Let $$X \sim \text{Bernoulli}(p)$$ and $$Y \sim \text{Bernoulli}(q)$$, where $$q$$ is known. I don't directly observe $$X$$. Instead, I observe $$Z = XY$$. I would like to estimate $$p$$.

Here are some intuition based on some preliminary calculations:

• If $$Z = 1$$, I believe the update on the prior $$\text{Beta}(\alpha, \beta)$$ should be $$\text{Beta}(\alpha+1,\beta)$$ since $$X$$ definitely equals 1.

• If $$Z = 0$$, I deduced that the update should be $$\text{Beta}(\alpha+P(X=1|Z=0),\beta+1−P(X=1|Z=0))$$.

Can someone provide a detailed proof or justification for these updates? Specifically, I'm interested in the logic behind the fractional update when observing $$Z = 0$$ and its validity within the Bayesian framework.

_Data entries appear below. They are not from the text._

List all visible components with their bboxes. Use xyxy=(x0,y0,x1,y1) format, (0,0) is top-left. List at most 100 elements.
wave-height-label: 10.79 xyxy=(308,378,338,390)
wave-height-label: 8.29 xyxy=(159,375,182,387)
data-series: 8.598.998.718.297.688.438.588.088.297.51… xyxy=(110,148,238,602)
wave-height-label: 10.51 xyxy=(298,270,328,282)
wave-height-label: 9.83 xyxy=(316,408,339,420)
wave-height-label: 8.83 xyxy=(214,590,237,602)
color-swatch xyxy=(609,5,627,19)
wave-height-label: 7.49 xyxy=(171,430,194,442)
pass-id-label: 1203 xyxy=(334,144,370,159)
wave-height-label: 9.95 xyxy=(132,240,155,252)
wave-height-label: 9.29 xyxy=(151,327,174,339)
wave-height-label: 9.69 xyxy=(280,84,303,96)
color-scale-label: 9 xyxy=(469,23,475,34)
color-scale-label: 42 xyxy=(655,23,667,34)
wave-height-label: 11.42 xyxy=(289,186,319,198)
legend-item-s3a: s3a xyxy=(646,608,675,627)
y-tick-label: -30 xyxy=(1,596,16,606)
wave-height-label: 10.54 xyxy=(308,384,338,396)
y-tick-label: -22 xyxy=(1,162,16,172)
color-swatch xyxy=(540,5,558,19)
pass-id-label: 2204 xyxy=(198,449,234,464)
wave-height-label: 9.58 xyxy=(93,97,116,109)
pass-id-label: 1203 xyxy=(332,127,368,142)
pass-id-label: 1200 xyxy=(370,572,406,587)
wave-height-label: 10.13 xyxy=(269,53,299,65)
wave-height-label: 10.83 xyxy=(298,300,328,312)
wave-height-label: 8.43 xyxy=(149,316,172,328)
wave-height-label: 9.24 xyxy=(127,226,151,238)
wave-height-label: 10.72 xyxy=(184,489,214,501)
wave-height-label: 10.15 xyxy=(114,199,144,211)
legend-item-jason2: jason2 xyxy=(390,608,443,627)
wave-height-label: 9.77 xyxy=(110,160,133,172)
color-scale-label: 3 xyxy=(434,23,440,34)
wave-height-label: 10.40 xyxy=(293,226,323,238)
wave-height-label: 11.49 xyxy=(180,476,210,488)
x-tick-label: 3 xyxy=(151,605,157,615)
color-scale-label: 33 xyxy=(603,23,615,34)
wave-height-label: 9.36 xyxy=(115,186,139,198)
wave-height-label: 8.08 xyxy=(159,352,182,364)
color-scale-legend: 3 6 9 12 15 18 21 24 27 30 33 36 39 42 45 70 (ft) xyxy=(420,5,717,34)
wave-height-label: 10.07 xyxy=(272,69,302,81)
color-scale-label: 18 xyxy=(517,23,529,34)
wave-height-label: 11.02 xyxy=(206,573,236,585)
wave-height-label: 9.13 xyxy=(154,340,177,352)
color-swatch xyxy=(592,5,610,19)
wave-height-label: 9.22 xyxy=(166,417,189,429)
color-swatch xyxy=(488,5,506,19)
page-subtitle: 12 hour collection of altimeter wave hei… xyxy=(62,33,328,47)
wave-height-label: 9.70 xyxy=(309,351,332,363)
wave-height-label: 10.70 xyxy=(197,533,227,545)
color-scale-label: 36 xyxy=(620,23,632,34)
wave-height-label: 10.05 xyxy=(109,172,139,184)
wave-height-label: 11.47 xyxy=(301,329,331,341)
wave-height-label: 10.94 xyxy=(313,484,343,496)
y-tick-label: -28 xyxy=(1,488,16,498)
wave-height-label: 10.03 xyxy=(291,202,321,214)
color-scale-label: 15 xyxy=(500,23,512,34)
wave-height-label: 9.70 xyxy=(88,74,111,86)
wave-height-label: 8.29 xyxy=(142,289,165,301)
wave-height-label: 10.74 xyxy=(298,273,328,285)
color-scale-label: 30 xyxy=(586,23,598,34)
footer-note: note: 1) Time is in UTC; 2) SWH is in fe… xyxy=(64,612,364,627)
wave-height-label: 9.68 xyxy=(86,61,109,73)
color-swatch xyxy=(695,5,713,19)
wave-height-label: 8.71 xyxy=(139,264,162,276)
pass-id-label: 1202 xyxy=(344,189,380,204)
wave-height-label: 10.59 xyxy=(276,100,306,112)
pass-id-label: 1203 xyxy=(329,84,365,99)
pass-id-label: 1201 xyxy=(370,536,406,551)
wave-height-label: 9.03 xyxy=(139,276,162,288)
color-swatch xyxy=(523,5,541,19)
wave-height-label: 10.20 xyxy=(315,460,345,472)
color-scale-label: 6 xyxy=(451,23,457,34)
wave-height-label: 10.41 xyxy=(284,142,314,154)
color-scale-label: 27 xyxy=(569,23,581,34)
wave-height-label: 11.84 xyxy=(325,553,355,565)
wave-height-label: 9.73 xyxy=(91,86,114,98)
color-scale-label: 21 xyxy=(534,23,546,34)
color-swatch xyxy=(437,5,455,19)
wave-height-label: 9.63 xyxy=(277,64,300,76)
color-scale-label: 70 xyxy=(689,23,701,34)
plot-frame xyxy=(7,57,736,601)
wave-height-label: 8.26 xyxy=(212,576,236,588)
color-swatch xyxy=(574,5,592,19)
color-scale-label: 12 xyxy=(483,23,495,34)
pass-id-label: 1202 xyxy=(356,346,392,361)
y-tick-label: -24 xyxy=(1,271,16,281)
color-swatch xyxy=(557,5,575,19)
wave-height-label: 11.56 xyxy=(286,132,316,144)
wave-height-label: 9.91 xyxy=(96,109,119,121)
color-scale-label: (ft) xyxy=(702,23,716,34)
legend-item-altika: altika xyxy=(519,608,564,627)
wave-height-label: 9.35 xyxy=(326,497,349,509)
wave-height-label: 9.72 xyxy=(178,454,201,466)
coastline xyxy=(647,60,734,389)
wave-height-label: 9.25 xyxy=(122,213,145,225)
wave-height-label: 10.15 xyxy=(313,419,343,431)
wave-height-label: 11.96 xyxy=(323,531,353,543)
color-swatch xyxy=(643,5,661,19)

Your intuition here is not quite accurate and the situation is a bit more complicated than the way you are treating it. Nevertheless, since the parameter $$q$$ is known, this problem is a simple variation of the standard beta-binomial model used widely in Bayesian analysis. Since $$X \sim \text{Bernoulli}(p)$$ and $$Y \sim \text{Bernoulli}(q)$$ you have:

$$Z = XY \sim \text{Bernoulli}(pq).$$

If we observe IID data $$Z_1,...,Z_n$$ from this distribution then we obtain the sufficient statistic:

$$\dot{Z}_n \equiv \sum_{i=1}^n Z_i \sim \text{Bin}(n, pq).$$

Taking the prior $$p \sim \text{Beta}(\alpha, \beta)$$ then gives the posterior kernel:

\begin{align} \pi(p|\mathbf{z}_n, q) &\propto \text{Bin}(\dot{z}_n | n, pq) \cdot \text{Beta}(p|\alpha, \beta) \\[6pt] &\propto (pq)^{\dot{z}_n} (1-pq)^{n-\dot{z}_n} p^{\alpha-1} (1-p)^{\beta-1}. \\[6pt] \end{align}

Consequently, the posterior density function is:

$$\pi(p|\mathbf{z}_n, q) = \frac{(pq)^{\dot{z}_n} (1-pq)^{n-\dot{z}_n} p^{\alpha-1} (1-p)^{\beta-1}}{\int_0^1 (pq)^{\dot{z}_n} (1-pq)^{n-\dot{z}_n} p^{\alpha-1} (1-p)^{\beta-1} \ dp}.$$

The scaling constant determined by the integral does not have a closed-form solution so you would need to evaluate it numerically. Alternatively you could simulate from the posterior distribution using MCMC methods or importance sampling methods.